Through political opportunism and ineptitude, the city had allowed the department to languish for years as an understaffed and underequipped paramilitary organization. Infected with political bacteria itself, the department was top-heavy with managers while the ranks below were so thin that the dog soldiers on the street rarely had the time or inclination to step out of their protective machines, their cars, to meet the people they served. They only ventured out to deal with the dirt bags and, consequently, [detective Hieronymus] Bosch knew, it had created a police culture in which everybody not in blue was seen as a dirt bag and was treated as such….You ended up with a riot the dog soldiers couldn't control.

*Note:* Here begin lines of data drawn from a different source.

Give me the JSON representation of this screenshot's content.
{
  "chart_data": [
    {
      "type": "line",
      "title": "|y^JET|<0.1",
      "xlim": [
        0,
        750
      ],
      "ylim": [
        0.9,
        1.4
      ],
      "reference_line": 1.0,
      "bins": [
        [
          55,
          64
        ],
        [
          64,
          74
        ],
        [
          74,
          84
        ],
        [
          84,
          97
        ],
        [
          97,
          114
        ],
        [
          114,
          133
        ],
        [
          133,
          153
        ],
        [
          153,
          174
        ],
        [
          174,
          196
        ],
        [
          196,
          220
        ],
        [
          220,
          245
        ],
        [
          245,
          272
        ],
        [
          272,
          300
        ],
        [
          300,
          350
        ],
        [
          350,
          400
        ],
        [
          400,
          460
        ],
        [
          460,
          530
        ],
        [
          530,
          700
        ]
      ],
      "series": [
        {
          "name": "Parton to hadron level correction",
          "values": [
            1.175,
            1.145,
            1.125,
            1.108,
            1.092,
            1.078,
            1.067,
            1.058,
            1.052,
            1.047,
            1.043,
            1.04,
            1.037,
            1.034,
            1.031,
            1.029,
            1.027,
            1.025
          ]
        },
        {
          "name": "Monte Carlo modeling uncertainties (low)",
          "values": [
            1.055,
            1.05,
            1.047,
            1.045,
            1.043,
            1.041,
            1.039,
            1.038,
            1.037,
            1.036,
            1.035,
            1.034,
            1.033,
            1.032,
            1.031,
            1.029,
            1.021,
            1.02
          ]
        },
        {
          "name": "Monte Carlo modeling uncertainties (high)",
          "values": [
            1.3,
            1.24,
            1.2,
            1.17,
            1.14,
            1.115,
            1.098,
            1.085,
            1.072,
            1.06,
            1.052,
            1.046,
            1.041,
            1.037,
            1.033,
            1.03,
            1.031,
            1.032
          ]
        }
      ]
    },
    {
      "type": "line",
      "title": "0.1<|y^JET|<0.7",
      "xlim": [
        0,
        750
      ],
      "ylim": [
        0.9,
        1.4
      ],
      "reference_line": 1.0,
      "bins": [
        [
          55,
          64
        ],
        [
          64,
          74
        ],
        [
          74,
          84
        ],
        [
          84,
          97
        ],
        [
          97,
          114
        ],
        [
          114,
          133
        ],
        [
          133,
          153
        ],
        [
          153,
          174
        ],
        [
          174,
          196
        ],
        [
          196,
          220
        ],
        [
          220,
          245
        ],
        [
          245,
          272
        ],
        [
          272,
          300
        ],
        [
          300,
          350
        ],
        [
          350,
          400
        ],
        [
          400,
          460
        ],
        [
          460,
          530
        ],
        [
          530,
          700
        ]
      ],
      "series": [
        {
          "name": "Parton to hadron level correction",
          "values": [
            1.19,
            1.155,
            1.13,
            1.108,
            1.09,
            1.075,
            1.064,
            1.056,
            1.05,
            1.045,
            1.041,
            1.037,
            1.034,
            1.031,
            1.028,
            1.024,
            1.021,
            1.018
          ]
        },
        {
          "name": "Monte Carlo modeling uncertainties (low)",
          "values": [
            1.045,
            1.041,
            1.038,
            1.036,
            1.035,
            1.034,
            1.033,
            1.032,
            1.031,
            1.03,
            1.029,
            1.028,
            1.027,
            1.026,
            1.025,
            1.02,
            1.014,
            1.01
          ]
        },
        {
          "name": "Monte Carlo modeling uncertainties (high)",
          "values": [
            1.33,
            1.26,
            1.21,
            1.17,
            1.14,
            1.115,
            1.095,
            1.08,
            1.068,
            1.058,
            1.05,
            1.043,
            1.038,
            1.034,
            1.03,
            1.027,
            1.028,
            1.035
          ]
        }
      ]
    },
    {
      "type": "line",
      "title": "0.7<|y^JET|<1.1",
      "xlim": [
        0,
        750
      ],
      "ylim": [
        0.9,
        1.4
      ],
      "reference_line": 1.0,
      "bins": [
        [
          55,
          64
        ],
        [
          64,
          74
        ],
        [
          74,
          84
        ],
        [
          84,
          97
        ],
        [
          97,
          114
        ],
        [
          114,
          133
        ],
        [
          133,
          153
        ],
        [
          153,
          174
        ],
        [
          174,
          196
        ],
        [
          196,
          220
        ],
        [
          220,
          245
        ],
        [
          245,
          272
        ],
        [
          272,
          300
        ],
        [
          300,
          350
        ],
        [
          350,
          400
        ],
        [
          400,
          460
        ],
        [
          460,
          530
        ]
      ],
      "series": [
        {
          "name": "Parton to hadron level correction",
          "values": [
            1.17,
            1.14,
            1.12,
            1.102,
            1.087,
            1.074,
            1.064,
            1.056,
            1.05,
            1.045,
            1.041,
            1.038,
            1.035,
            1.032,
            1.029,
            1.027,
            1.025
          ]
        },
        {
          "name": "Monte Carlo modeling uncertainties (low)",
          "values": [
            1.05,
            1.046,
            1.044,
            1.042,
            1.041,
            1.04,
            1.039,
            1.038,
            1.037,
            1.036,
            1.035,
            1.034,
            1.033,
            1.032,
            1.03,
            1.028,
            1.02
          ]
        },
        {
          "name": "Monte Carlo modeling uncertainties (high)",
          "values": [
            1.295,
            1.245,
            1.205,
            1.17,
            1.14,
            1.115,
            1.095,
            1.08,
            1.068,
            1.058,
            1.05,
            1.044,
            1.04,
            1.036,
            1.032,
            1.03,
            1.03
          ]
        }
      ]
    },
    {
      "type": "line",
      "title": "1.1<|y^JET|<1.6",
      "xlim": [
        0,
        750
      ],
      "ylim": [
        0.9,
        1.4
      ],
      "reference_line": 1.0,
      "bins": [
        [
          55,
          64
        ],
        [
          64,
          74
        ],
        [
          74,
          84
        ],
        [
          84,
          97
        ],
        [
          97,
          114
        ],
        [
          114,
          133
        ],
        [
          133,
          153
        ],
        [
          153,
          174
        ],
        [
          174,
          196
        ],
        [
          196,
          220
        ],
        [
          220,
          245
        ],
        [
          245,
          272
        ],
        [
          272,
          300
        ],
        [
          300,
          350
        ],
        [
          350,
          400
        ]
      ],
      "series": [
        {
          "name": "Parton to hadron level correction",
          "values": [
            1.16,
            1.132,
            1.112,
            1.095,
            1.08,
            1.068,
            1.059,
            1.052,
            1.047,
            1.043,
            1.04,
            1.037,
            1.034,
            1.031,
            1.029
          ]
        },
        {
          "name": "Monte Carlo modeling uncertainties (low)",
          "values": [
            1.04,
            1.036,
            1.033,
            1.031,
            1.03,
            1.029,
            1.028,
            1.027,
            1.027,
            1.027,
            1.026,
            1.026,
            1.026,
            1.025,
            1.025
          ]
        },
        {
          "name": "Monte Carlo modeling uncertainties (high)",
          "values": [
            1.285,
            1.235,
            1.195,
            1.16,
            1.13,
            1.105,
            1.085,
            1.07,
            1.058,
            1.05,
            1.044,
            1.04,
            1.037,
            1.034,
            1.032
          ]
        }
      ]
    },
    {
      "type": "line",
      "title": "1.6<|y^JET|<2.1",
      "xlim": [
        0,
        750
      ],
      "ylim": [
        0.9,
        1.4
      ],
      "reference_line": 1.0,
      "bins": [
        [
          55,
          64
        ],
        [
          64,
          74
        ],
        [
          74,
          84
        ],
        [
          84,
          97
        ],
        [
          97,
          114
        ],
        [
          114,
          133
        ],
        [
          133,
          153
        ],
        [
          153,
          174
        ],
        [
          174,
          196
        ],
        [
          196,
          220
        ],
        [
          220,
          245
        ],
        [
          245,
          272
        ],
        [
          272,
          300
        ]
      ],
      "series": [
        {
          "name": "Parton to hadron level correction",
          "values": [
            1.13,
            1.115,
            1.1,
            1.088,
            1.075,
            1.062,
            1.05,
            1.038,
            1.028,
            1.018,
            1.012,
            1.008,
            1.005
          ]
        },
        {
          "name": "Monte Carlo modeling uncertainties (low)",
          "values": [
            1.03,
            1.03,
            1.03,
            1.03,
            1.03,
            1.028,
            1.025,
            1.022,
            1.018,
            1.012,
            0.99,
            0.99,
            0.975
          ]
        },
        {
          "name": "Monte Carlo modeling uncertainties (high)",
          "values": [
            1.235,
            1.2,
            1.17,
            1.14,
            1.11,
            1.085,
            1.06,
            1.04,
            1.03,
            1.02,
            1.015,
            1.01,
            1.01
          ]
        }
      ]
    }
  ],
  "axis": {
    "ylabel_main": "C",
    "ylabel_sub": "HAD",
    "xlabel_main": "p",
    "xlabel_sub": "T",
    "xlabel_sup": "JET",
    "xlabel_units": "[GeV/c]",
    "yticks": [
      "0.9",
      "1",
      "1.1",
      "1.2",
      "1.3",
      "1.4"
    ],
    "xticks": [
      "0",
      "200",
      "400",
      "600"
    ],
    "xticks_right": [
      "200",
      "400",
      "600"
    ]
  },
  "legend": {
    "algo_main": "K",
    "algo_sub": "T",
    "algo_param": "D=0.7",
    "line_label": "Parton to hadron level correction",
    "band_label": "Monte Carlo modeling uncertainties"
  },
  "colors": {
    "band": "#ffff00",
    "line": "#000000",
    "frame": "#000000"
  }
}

Part of the problem was expecting the police to do it alone. That’s why I’ve suggested that every police precinct have a civilian lawyer and a psychotherapist on hand to coach the officers, answer their questions, and – in the case of the therapists – accompany them on cases where their skills might be useful.

In DC, as the cops were taking to squad cars, the Recreation Department was sending “roving leaders” out on the street to work with kids and their gangs. Several decades later, Jim Myers in the Hill Rag described how they did it:

Dennis Homesley, principal of Payne Elementary School, often talks about Roving Leaders. He got his start working with kids as a Roving Leader from 1972 to 1981, and he still believes in the concept.

The program, run by the District's Department of Parks and Recreation, was bigger in Homesley's day. But the idea remains the same: You don't wait for kids to cause trouble. You go out and find the kids who are heading in the wrong direction and help them.

The program seemed to founder in the late 1980s. By the 1990s, it was too easy to spot kids in the neighborhood that the system wasn't reaching - the ones most susceptible to negative influences. Thereafter, you could watch them "progress" on corners and local playgrounds from alienation to car thefts and stick ups or drug selling.

Now, we have Darby Clark and Bridget Miller, the two Roving Leaders who are assigned to work the schools, recreation centers and playgrounds of eastern Capitol Hill. Clark, 37, has been a Roving Leader for seven years. Miller, 41, a gang worker for 20 years, joined Roving Leaders only last year. . .

I saw Clark take a dozen squirming, noisy kids with their attention flying all over the place and turn them into a cooperative, engaged group of youngsters who raised their hands to participate in discussions about having positive attitude.

Magic it wasn't, but a serious change took place before my very eyes. "They want attention and structure - and consistency," says Clark. "Like if I say I'm going to be there for them at a certain time, I've got to be there." It sounds so basic, but these are missing elements in many kids' lives. . .

At Eastern High, Clark picks up names of kids who are not showing up for school - eight or nine kids in some weeks, he says - and visits their homes.